How this memory is tracked is left to the OS, or run-time libraries to handle. Some compilers will request a large block of memory from the OS, and then use that to serve whatever small mallocs that your code might make. Other compilers will let the OS handle all small allocations. I think the most common implementation of this is to have a linked list of the free / used memory blocks, searching that to find a spot when you malloc and modifying the lists on both malloc and free.

iago

It should also be noted that doing int i; is done instantly.  In fact, it's done at compile time, and the memory is used as if the variable owns it and never has to worry about whether or not another variable is using it.

Using malloc(), on the other hand, is much, much slower.  When you do a malloc(), it has to find some un-used memory and declare that it's going to be using it now, so nobody else use it, ok?  And furthermore, since we never want 2 variables grabbing the same memory at the same time, there has to be some synchronization within the malloc() call to make sure the memory is only given to your variable and nobody elses.  And synchronization takes time.

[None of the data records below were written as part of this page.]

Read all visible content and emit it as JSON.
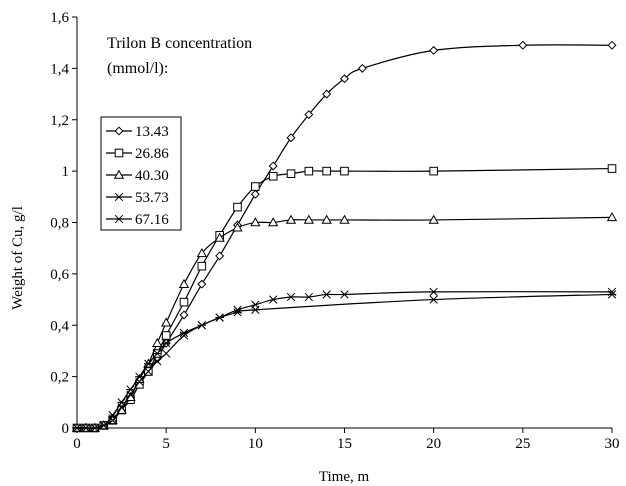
{
  "chart_data": {
    "type": "line",
    "xlabel": "Time, m",
    "ylabel": "Weight of Cu, g/l",
    "xlim": [
      0,
      30
    ],
    "ylim": [
      0,
      1.6
    ],
    "x_ticks": [
      "0",
      "5",
      "10",
      "15",
      "20",
      "25",
      "30"
    ],
    "y_ticks": [
      "0",
      "0,2",
      "0,4",
      "0,6",
      "0,8",
      "1",
      "1,2",
      "1,4",
      "1,6"
    ],
    "grid": false,
    "legend_position": "upper-left",
    "annotation": [
      "Trilon B concentration",
      "(mmol/l):"
    ],
    "series": [
      {
        "name": "13.43",
        "marker": "diamond",
        "points": [
          [
            0,
            0
          ],
          [
            0.5,
            0
          ],
          [
            1,
            0
          ],
          [
            1.5,
            0.01
          ],
          [
            2,
            0.03
          ],
          [
            2.5,
            0.07
          ],
          [
            3,
            0.11
          ],
          [
            3.5,
            0.17
          ],
          [
            4,
            0.22
          ],
          [
            4.5,
            0.27
          ],
          [
            5,
            0.33
          ],
          [
            6,
            0.44
          ],
          [
            7,
            0.56
          ],
          [
            8,
            0.67
          ],
          [
            9,
            0.79
          ],
          [
            10,
            0.91
          ],
          [
            11,
            1.02
          ],
          [
            12,
            1.13
          ],
          [
            13,
            1.22
          ],
          [
            14,
            1.3
          ],
          [
            15,
            1.36
          ],
          [
            16,
            1.4
          ],
          [
            20,
            1.47
          ],
          [
            25,
            1.49
          ],
          [
            30,
            1.49
          ]
        ]
      },
      {
        "name": "26.86",
        "marker": "square",
        "points": [
          [
            0,
            0
          ],
          [
            0.5,
            0
          ],
          [
            1,
            0
          ],
          [
            1.5,
            0.01
          ],
          [
            2,
            0.03
          ],
          [
            2.5,
            0.07
          ],
          [
            3,
            0.11
          ],
          [
            3.5,
            0.17
          ],
          [
            4,
            0.22
          ],
          [
            4.5,
            0.29
          ],
          [
            5,
            0.36
          ],
          [
            6,
            0.49
          ],
          [
            7,
            0.63
          ],
          [
            8,
            0.75
          ],
          [
            9,
            0.86
          ],
          [
            10,
            0.94
          ],
          [
            11,
            0.98
          ],
          [
            12,
            0.99
          ],
          [
            13,
            1.0
          ],
          [
            14,
            1.0
          ],
          [
            15,
            1.0
          ],
          [
            20,
            1.0
          ],
          [
            30,
            1.01
          ]
        ]
      },
      {
        "name": "40.30",
        "marker": "triangle",
        "points": [
          [
            0,
            0
          ],
          [
            0.5,
            0
          ],
          [
            1,
            0
          ],
          [
            1.5,
            0.01
          ],
          [
            2,
            0.03
          ],
          [
            2.5,
            0.07
          ],
          [
            3,
            0.12
          ],
          [
            3.5,
            0.19
          ],
          [
            4,
            0.25
          ],
          [
            4.5,
            0.33
          ],
          [
            5,
            0.41
          ],
          [
            6,
            0.56
          ],
          [
            7,
            0.68
          ],
          [
            8,
            0.74
          ],
          [
            9,
            0.78
          ],
          [
            10,
            0.8
          ],
          [
            11,
            0.8
          ],
          [
            12,
            0.81
          ],
          [
            13,
            0.81
          ],
          [
            14,
            0.81
          ],
          [
            15,
            0.81
          ],
          [
            20,
            0.81
          ],
          [
            30,
            0.82
          ]
        ]
      },
      {
        "name": "53.73",
        "marker": "x",
        "points": [
          [
            0,
            0
          ],
          [
            0.5,
            0
          ],
          [
            1,
            0
          ],
          [
            1.5,
            0.01
          ],
          [
            2,
            0.03
          ],
          [
            2.5,
            0.08
          ],
          [
            3,
            0.13
          ],
          [
            3.5,
            0.18
          ],
          [
            4,
            0.22
          ],
          [
            4.5,
            0.26
          ],
          [
            5,
            0.29
          ],
          [
            6,
            0.36
          ],
          [
            7,
            0.4
          ],
          [
            8,
            0.43
          ],
          [
            9,
            0.46
          ],
          [
            10,
            0.48
          ],
          [
            11,
            0.5
          ],
          [
            12,
            0.51
          ],
          [
            13,
            0.51
          ],
          [
            14,
            0.52
          ],
          [
            15,
            0.52
          ],
          [
            20,
            0.53
          ],
          [
            30,
            0.53
          ]
        ]
      },
      {
        "name": "67.16",
        "marker": "asterisk",
        "points": [
          [
            0,
            0
          ],
          [
            0.5,
            0
          ],
          [
            1,
            0
          ],
          [
            1.5,
            0.01
          ],
          [
            2,
            0.05
          ],
          [
            2.5,
            0.1
          ],
          [
            3,
            0.15
          ],
          [
            3.5,
            0.2
          ],
          [
            4,
            0.25
          ],
          [
            4.5,
            0.29
          ],
          [
            5,
            0.33
          ],
          [
            6,
            0.37
          ],
          [
            7,
            0.4
          ],
          [
            8,
            0.43
          ],
          [
            9,
            0.45
          ],
          [
            10,
            0.46
          ],
          [
            20,
            0.5
          ],
          [
            30,
            0.52
          ]
        ]
      }
    ]
  }
}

The bottomline is, malloc() is very slow and should be used with care.
This'll make an interesting test for broken AV:
QuoteX5O!P%@AP[4\PZX54(P^)7CC)7}$EICAR-STANDARD-ANTIVIRUS-TEST-FILE!$H+H*


UserLoser.

Quote from: Adron on February 01, 2004, 02:29 PM
And seeing how everyone else has already provided great answers, I'd just like to say Thank you! to all contributors.

What a great world this would be if people were always this helpful!

BotDev forum!  I'm always helping (Atleast, I think so) :P

Sky: As far as the correct, standard way; this is just what they tell us in school!

touchstone

hi adron...your explanation is nice.....but i would like to ask about your sample code.

stackpointer = stackpointer - sizeof(i);
&i = stackpointer;



its  ok.....but  stack( LIFO in data structure)  pointer  should do the reverse thing.

first it will insert  then it will update the pointer.......that is the data structure says...

i am not sure whether  your stackpinter   follows that data structure rule? does it?

so, i would have been happier to see....


&i = stackpointer;
stackpointer = stackpointer - sizeof(i);


can i think this way ??

N.B   i know stackpointer starts from the high memory then goes down to the low memory ( this type of diagram i found in the book)....but  it must follow the ordering of insertion i.e  first allocate then update pointer.....is not it?
can you give me a web-link which explains various kinds of memory


thanks


Kp

Quote from: touchstone on February 01, 2004, 09:53 PMso, i would have been happier to see....
&i = stackpointer;
stackpointer = stackpointer - sizeof(i);
can i think this way ??

No.  The way you show is incorrect, and produces an unused dword at the address referenced by the stack pointer.  Keeping such a dword if it is unneeded is wasteful.  Also, consider what would happen in your example if someone then declared an 8 byte member.  You would store the current stackpointer (which points to 4 bytes of free memory) into the address for their variable, then subtract 8 bytes.  The result is that the upper 4 bytes of their new variable would overlap with the bytes of i.  Doing it the way Adron describes handles this situation correctly, as well as avoiding a waste of stack space.
[19:20:23] (BotNet) <[vL]Kp> Any idiot can make a bot with CSB, and many do!

Adron

Yes, Kp is right. The stackpointer points at the boundary between used and unused memory. You move the stackpointer first, thereby turning "unused" memory into "used" memory. Your way makes room for another 4 byte variable ahead of time, to no real use. Your solution would be correct if either the stack grew upward in memory or if objects were stored downward in memory.

If you draw some sketches of inserting different sized objects, it should all become clear to you.